Isobel laughed. “Pour me a glass of that wine and I’ll turn for you, but same rules apply. I don’t want to see your thing.”
“Um, I’m right here,” Stacey said, good-naturedly swatting Isobel’s arm as the four of them sat down.
At first, Jordan didn’t process this entire exchange as anything more than usual friendly banter, but then her consciousness demanded that she replay it—as did Simon’s quick kick to her shins.
Oh. Ohhhhhhh. Stacey and Isobel were…romantically entangled.
Surreptitiously, her eyes flicked between the two women, perhaps not subtly enough, because Stacey caught her eye and grinned. “Wondering how you missed it?”
“I—”
“It’s not common knowledge,” Stacey said. “Or perhaps it is, but it’s not…out there.”
Stacey fiddled with a coaster, and Isobel brushed her fingers against the back of her hand before turning to Simon and Jordan. “Stacey’s father is a reverend just outside of town.”
“And not the forgiving, love-is-love type of preacher,” Stacey muttered, taking a large gulp of wine.
“No, he’s definitely more the brimstone variety,” Isobel said with a tight smile.

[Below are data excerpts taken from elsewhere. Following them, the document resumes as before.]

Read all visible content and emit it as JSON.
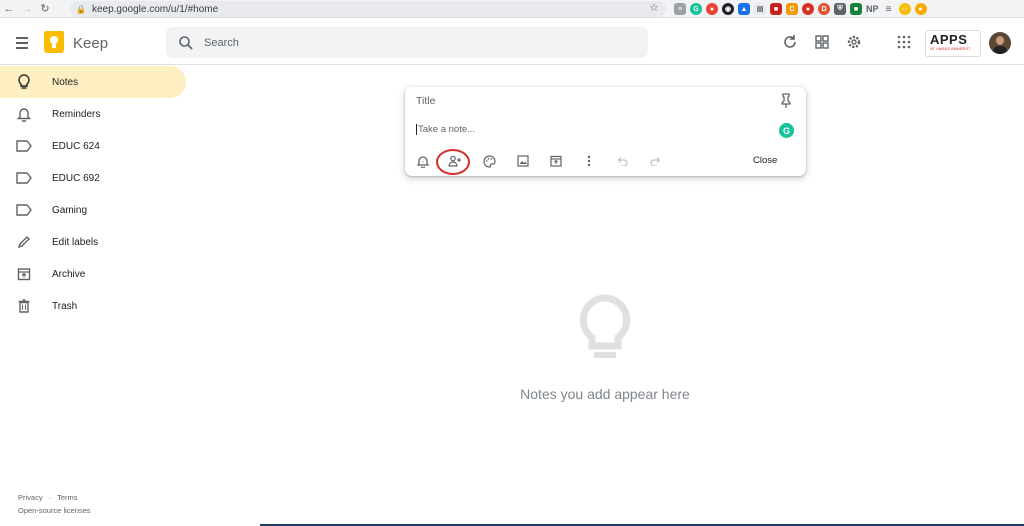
{
  "browser": {
    "url": "keep.google.com/u/1/#home",
    "extensions_text": "NP"
  },
  "header": {
    "app_title": "Keep",
    "search_placeholder": "Search",
    "brand_logo_text": "APPS",
    "brand_logo_subtext": "AT UMASS AMHERST"
  },
  "sidebar": {
    "items": [
      {
        "label": "Notes",
        "icon": "lightbulb-icon",
        "active": true
      },
      {
        "label": "Reminders",
        "icon": "bell-icon"
      },
      {
        "label": "EDUC 624",
        "icon": "label-icon"
      },
      {
        "label": "EDUC 692",
        "icon": "label-icon"
      },
      {
        "label": "Gaming",
        "icon": "label-icon"
      },
      {
        "label": "Edit labels",
        "icon": "pencil-icon"
      },
      {
        "label": "Archive",
        "icon": "archive-icon"
      },
      {
        "label": "Trash",
        "icon": "trash-icon"
      }
    ]
  },
  "composer": {
    "title_placeholder": "Title",
    "body_placeholder": "Take a note...",
    "close_label": "Close",
    "grammarly_badge": "G",
    "tools": [
      "remind-me-icon",
      "collaborator-icon",
      "palette-icon",
      "image-icon",
      "archive-icon",
      "more-icon",
      "undo-icon",
      "redo-icon"
    ]
  },
  "empty_state": {
    "message": "Notes you add appear here"
  },
  "footer": {
    "privacy": "Privacy",
    "separator": "·",
    "terms": "Terms",
    "licenses": "Open-source licenses"
  },
  "colors": {
    "active_item_bg": "#feefc3",
    "logo_yellow": "#fbbc04",
    "highlight_ring": "#d32f2f",
    "grammarly": "#15c39a"
  }
}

“Oh, honeys,” Simon said, reaching across the table and extending a hand to each woman.
Stacey accepted his hand immediately, Isobel with an eye roll and more reluctantly.
“I came out of the closet when I was nineteen, and my parents haven’t said a word to me since,” Simon said.

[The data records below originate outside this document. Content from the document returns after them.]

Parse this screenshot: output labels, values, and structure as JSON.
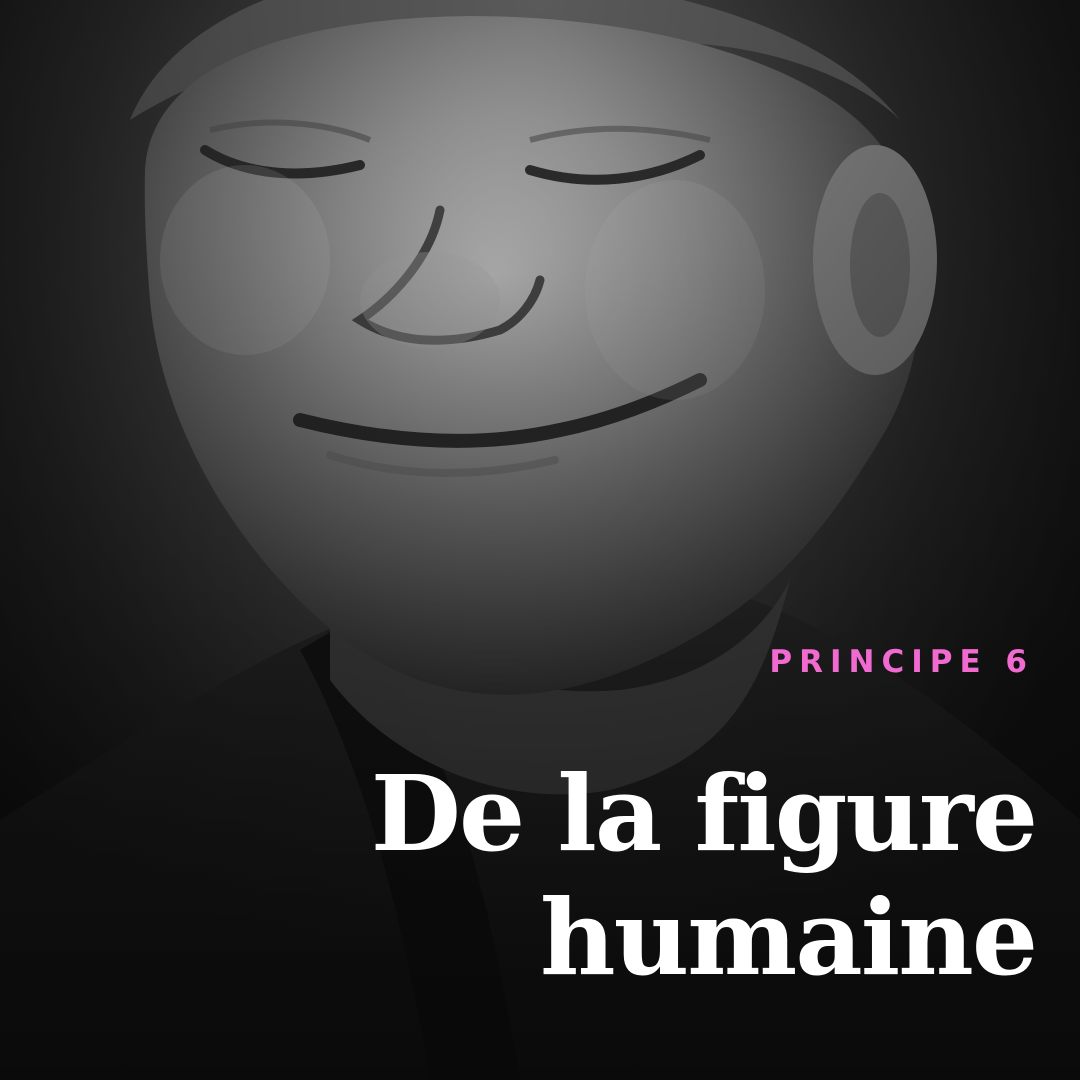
{
  "image": {
    "description_icon": "portrait-photo"
  },
  "label": {
    "eyebrow": "PRINCIPE 6",
    "title_line_1": "De la figure",
    "title_line_2": "humaine"
  },
  "colors": {
    "accent": "#f06ad0",
    "title": "#ffffff",
    "background": "#1c1c1c"
  }
}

Jordan gave him a quick look. They’d been friends for years, and he’d never told her that. She knew that he and his family were estranged, but to be disowned because of whom you loved…
Jordan felt like a bit of an outsider as her three tablemates sat for a moment in silence, sharing something she’d never understand, but she didn’t mind.

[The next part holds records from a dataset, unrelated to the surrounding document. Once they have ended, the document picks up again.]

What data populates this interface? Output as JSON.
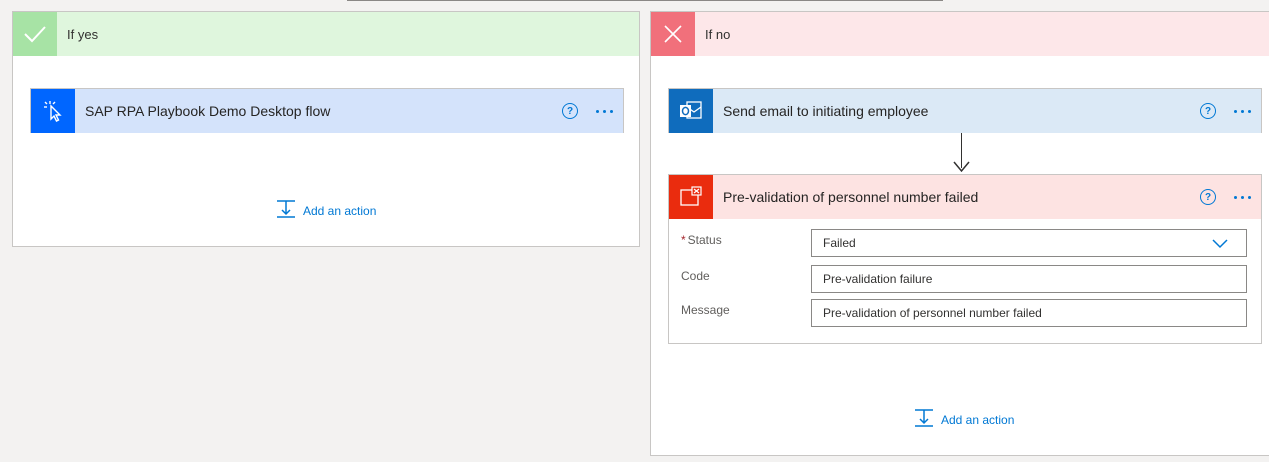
{
  "branch_yes": {
    "title": "If yes",
    "action": {
      "title": "SAP RPA Playbook Demo Desktop flow",
      "help": "?"
    },
    "add_action": "Add an action"
  },
  "branch_no": {
    "title": "If no",
    "email_action": {
      "title": "Send email to initiating employee",
      "help": "?"
    },
    "terminate_action": {
      "title": "Pre-validation of personnel number failed",
      "help": "?",
      "fields": {
        "status": {
          "required_mark": "*",
          "label": "Status",
          "value": "Failed"
        },
        "code": {
          "label": "Code",
          "value": "Pre-validation failure"
        },
        "message": {
          "label": "Message",
          "value": "Pre-validation of personnel number failed"
        }
      }
    },
    "add_action": "Add an action"
  },
  "colors": {
    "accent": "#0078d4",
    "yes_header": "#dff6dd",
    "no_header": "#fde7e9",
    "terminate_icon": "#ea2c0e"
  },
  "icons": [
    "check-icon",
    "close-icon",
    "desktop-flow-icon",
    "outlook-icon",
    "terminate-icon",
    "help-icon",
    "more-icon",
    "chevron-down-icon",
    "add-action-icon",
    "arrow-down-icon"
  ]
}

Mostly her head was reeling, wondering if she’d missed signs, or if they’d just hid it that well, or…
“Okay, enough about it,” Stacey said, pulling her hand back and shaking out her arms as though wanting to rid herself of sad thoughts. “We’re not all the way open about it, but we like you, Jordan. Figured if you’d be friends with Simon here…”
“For the record, you’re the gayest person I’ve ever met,” Isobel said to Simon.
He patted her hand affectionately. “Just about the nicest compliment you could ever pay me.”
Jordan was still trying to process it all. Stacey obviously wouldn’t be a candidate to prance around in a bikini searching for her true love among a couple of dozen men, but she found she didn’t care as much about that as…
“Does Luke know?” she blurted out.
Then she winced, for both the irrelevance of the question and what it revealed.
The entire table gave her a surprised look, but then Stacey smiled knowingly. “You like him.”
Jordan swallowed. “He’s…”
“Hot.”
Jordan looked at Isobel in surprise, and the redhead shrugged. “What? I can like girls and still see it.”
“He is hot,” Jordan agreed, because…what was the point in fighting the facts? “But he hates me.”
“As someone who dated him for two years and nearly married the guy, no, he most definitely does not,” Stacey said firmly. “He’s got no idea what to do with you, but that’s a different problem altogether. And to answer your question, yes. He knows about Isobel and me.”
“Is that why you didn’t get married?” Simon asked kindly but bluntly.
Guilt flickered across Stacey’s face, and Isobel put a protective hand on her arm. “I’ve got this, hun. Yes,” Isobel said, turning her attention to Simon and Jordan. “Stacey told Luke the morning of their wedding that she couldn’t keep living a lie. He was good about it. I’ll always be grateful for that.”